The only American photographer to land on Omaha Beach on D-Day was the Hungarian Jewish refugee Robert Capa, another hard-driving, hard-drinking artist who was traumatized by what he witnessed and who, like Pyle, died in battle in an early skirmish in 1954 in the First Indochina War. In his memoir, Slightly Out of Focus, Capa introduces D-Day in the following way:

“Once a year, usually sometime in April, every self-respecting Jewish family celebrates Passover, the Jewish Thanksgiving. The Passover celebration proceeds along the well-known lines of Thanksgiving, the only difference between the two being that the Passover feast has everything and turkey too, and that the children of the very old world get even more sick than the children of the very new world.

When dinner is irrevocably over, father loosens his belt and lights a five-cent cigar. At this crucial moment the youngest of the sons—I have been doing it for years—steps up and addresses his father in solemn Hebrew. He asks, ‘What makes this day different from all other days?’ Then father, with great relish and gusto, tells the story of how many thousands of years ago in Egypt, the angel of destruction passed over the firstborn sons of the Chosen People, and how, afterwards, General Moses led them across the Red Sea without getting their feet wet.

The Gentiles and Jews who crossed the English Channel on the sixth of June in the year 1944, landing with very wet feet on the beach in Normandy called “Easy Red,” ought to have—once a year, on that date—a Crossover day. Their children, after finishing a couple of cans of C-rations, would ask their father, ‘What makes this day different from all other days?’”

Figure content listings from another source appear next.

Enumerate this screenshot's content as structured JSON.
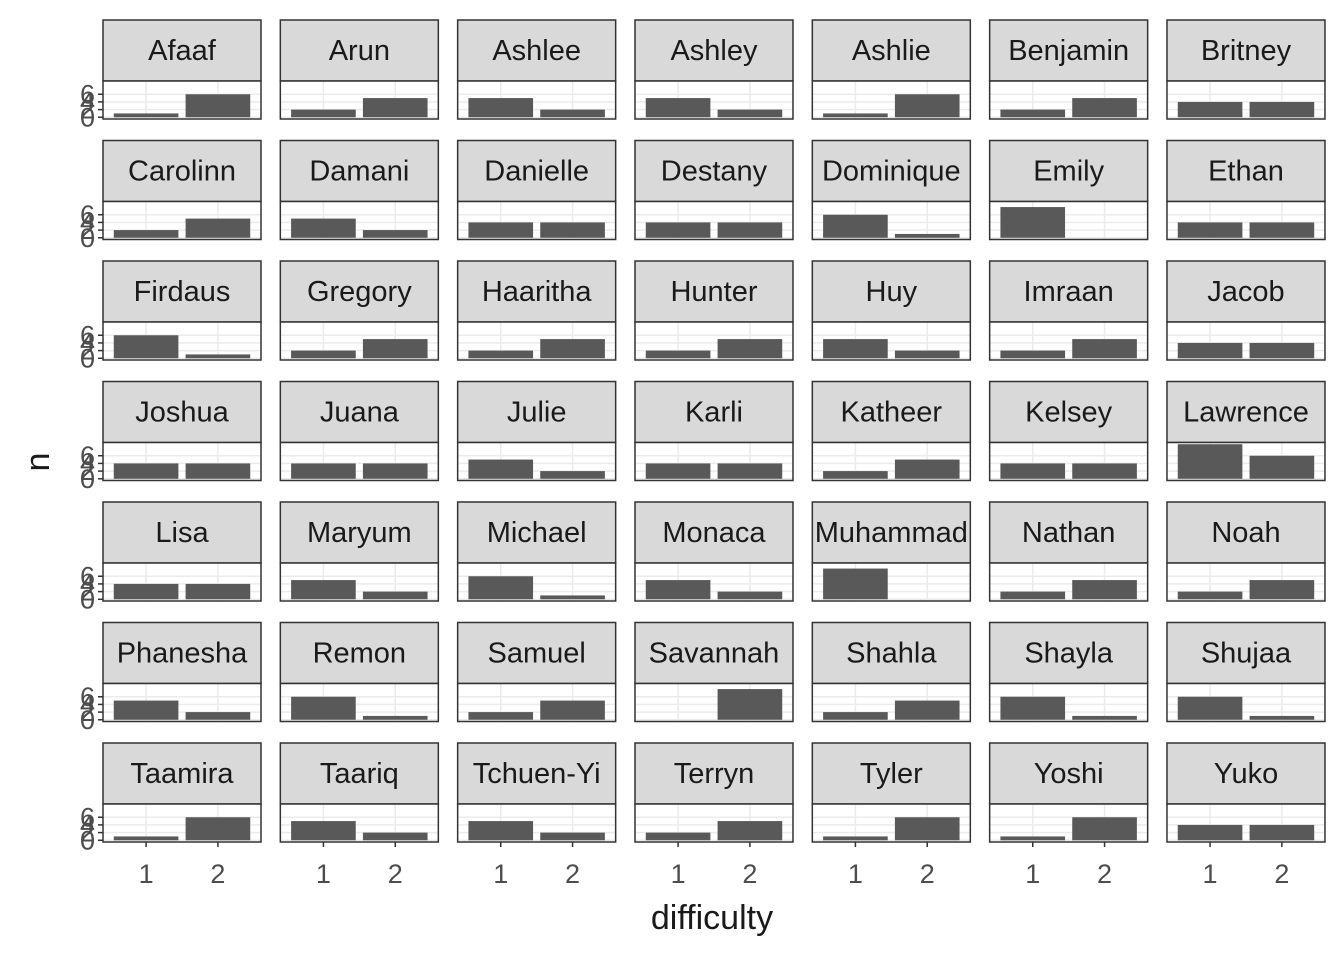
{
  "chart_data": {
    "type": "bar",
    "xlabel": "difficulty",
    "ylabel": "n",
    "color": "#595959",
    "categories": [
      "1",
      "2"
    ],
    "ylim": [
      -0.45,
      9.45
    ],
    "yticks": [
      0,
      2,
      4,
      6
    ],
    "grid": true,
    "facets": [
      {
        "label": "Afaaf",
        "values": [
          1,
          6
        ]
      },
      {
        "label": "Arun",
        "values": [
          2,
          5
        ]
      },
      {
        "label": "Ashlee",
        "values": [
          5,
          2
        ]
      },
      {
        "label": "Ashley",
        "values": [
          5,
          2
        ]
      },
      {
        "label": "Ashlie",
        "values": [
          1,
          6
        ]
      },
      {
        "label": "Benjamin",
        "values": [
          2,
          5
        ]
      },
      {
        "label": "Britney",
        "values": [
          4,
          4
        ]
      },
      {
        "label": "Carolinn",
        "values": [
          2,
          5
        ]
      },
      {
        "label": "Damani",
        "values": [
          5,
          2
        ]
      },
      {
        "label": "Danielle",
        "values": [
          4,
          4
        ]
      },
      {
        "label": "Destany",
        "values": [
          4,
          4
        ]
      },
      {
        "label": "Dominique",
        "values": [
          6,
          1
        ]
      },
      {
        "label": "Emily",
        "values": [
          8,
          0
        ]
      },
      {
        "label": "Ethan",
        "values": [
          4,
          4
        ]
      },
      {
        "label": "Firdaus",
        "values": [
          6,
          1
        ]
      },
      {
        "label": "Gregory",
        "values": [
          2,
          5
        ]
      },
      {
        "label": "Haaritha",
        "values": [
          2,
          5
        ]
      },
      {
        "label": "Hunter",
        "values": [
          2,
          5
        ]
      },
      {
        "label": "Huy",
        "values": [
          5,
          2
        ]
      },
      {
        "label": "Imraan",
        "values": [
          2,
          5
        ]
      },
      {
        "label": "Jacob",
        "values": [
          4,
          4
        ]
      },
      {
        "label": "Joshua",
        "values": [
          4,
          4
        ]
      },
      {
        "label": "Juana",
        "values": [
          4,
          4
        ]
      },
      {
        "label": "Julie",
        "values": [
          5,
          2
        ]
      },
      {
        "label": "Karli",
        "values": [
          4,
          4
        ]
      },
      {
        "label": "Katheer",
        "values": [
          2,
          5
        ]
      },
      {
        "label": "Kelsey",
        "values": [
          4,
          4
        ]
      },
      {
        "label": "Lawrence",
        "values": [
          9,
          6
        ]
      },
      {
        "label": "Lisa",
        "values": [
          4,
          4
        ]
      },
      {
        "label": "Maryum",
        "values": [
          5,
          2
        ]
      },
      {
        "label": "Michael",
        "values": [
          6,
          1
        ]
      },
      {
        "label": "Monaca",
        "values": [
          5,
          2
        ]
      },
      {
        "label": "Muhammad",
        "values": [
          8,
          0
        ]
      },
      {
        "label": "Nathan",
        "values": [
          2,
          5
        ]
      },
      {
        "label": "Noah",
        "values": [
          2,
          5
        ]
      },
      {
        "label": "Phanesha",
        "values": [
          5,
          2
        ]
      },
      {
        "label": "Remon",
        "values": [
          6,
          1
        ]
      },
      {
        "label": "Samuel",
        "values": [
          2,
          5
        ]
      },
      {
        "label": "Savannah",
        "values": [
          0,
          8
        ]
      },
      {
        "label": "Shahla",
        "values": [
          2,
          5
        ]
      },
      {
        "label": "Shayla",
        "values": [
          6,
          1
        ]
      },
      {
        "label": "Shujaa",
        "values": [
          6,
          1
        ]
      },
      {
        "label": "Taamira",
        "values": [
          1,
          6
        ]
      },
      {
        "label": "Taariq",
        "values": [
          5,
          2
        ]
      },
      {
        "label": "Tchuen-Yi",
        "values": [
          5,
          2
        ]
      },
      {
        "label": "Terryn",
        "values": [
          2,
          5
        ]
      },
      {
        "label": "Tyler",
        "values": [
          1,
          6
        ]
      },
      {
        "label": "Yoshi",
        "values": [
          1,
          6
        ]
      },
      {
        "label": "Yuko",
        "values": [
          4,
          4
        ]
      }
    ]
  }
}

Robert Capa Photograph, D-Day Landing, June 6, 1944

I believe what Capa does for us here is bring us back into the Passover narrative in his time, universalizing the war against fascism for his generation and reminding us that the ways in which we identify with the broad themes of what it means to be a Jew in our own day has enormous consequences for the world we inhabit and will leave to our children.

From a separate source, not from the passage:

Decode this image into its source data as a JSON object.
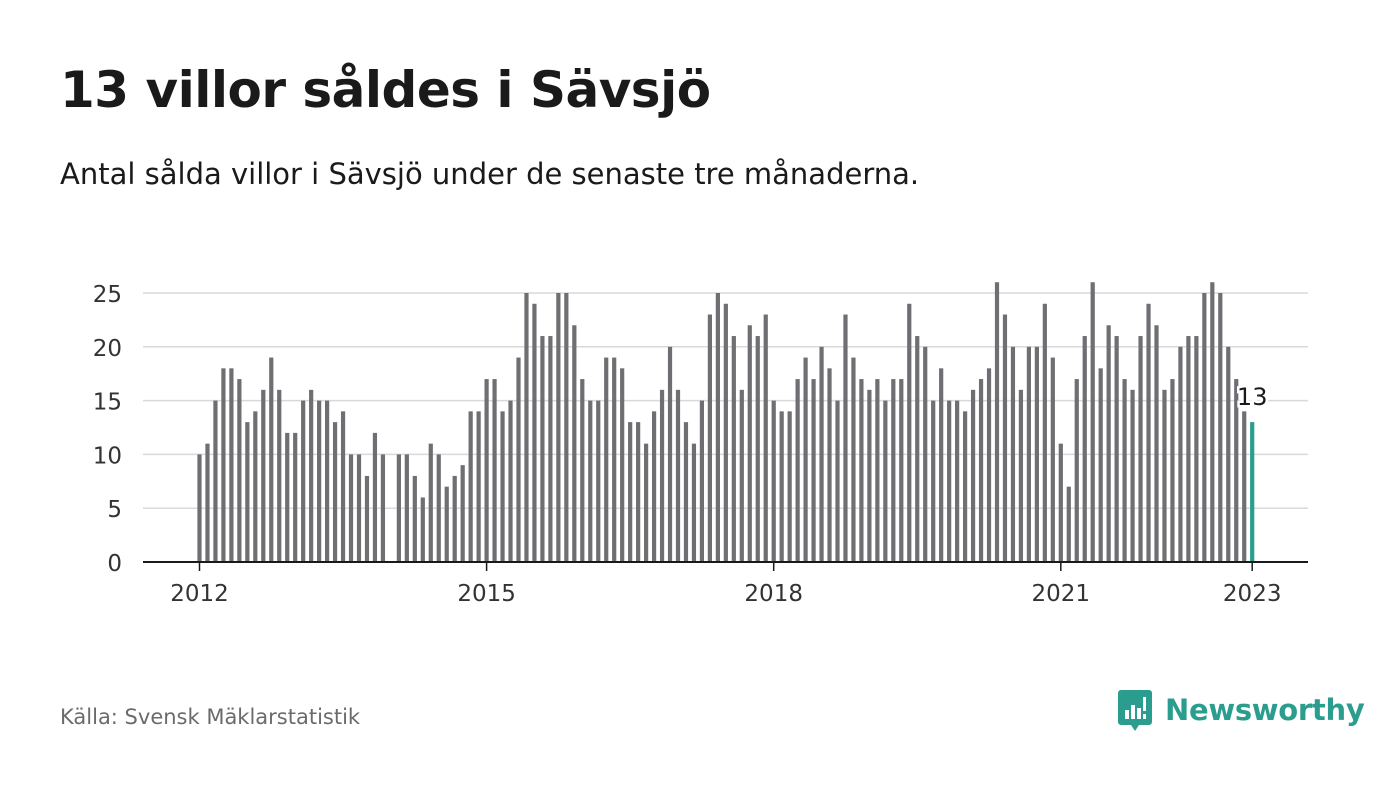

The Jewish story, which culminates this week on the gift of revelation and the law on Mount Sinai, forty-nine days after experiencing the trauma of war and liberation from slavery, flows into a greater river of human narrative where, as the saying goes, there is always more that unites us than divides us.

Each community in the family of humanity, when it uses the trowel of memory to turn over the soil of compassion and understanding, lends its words and deeds to a discourse of freedom and justice for all.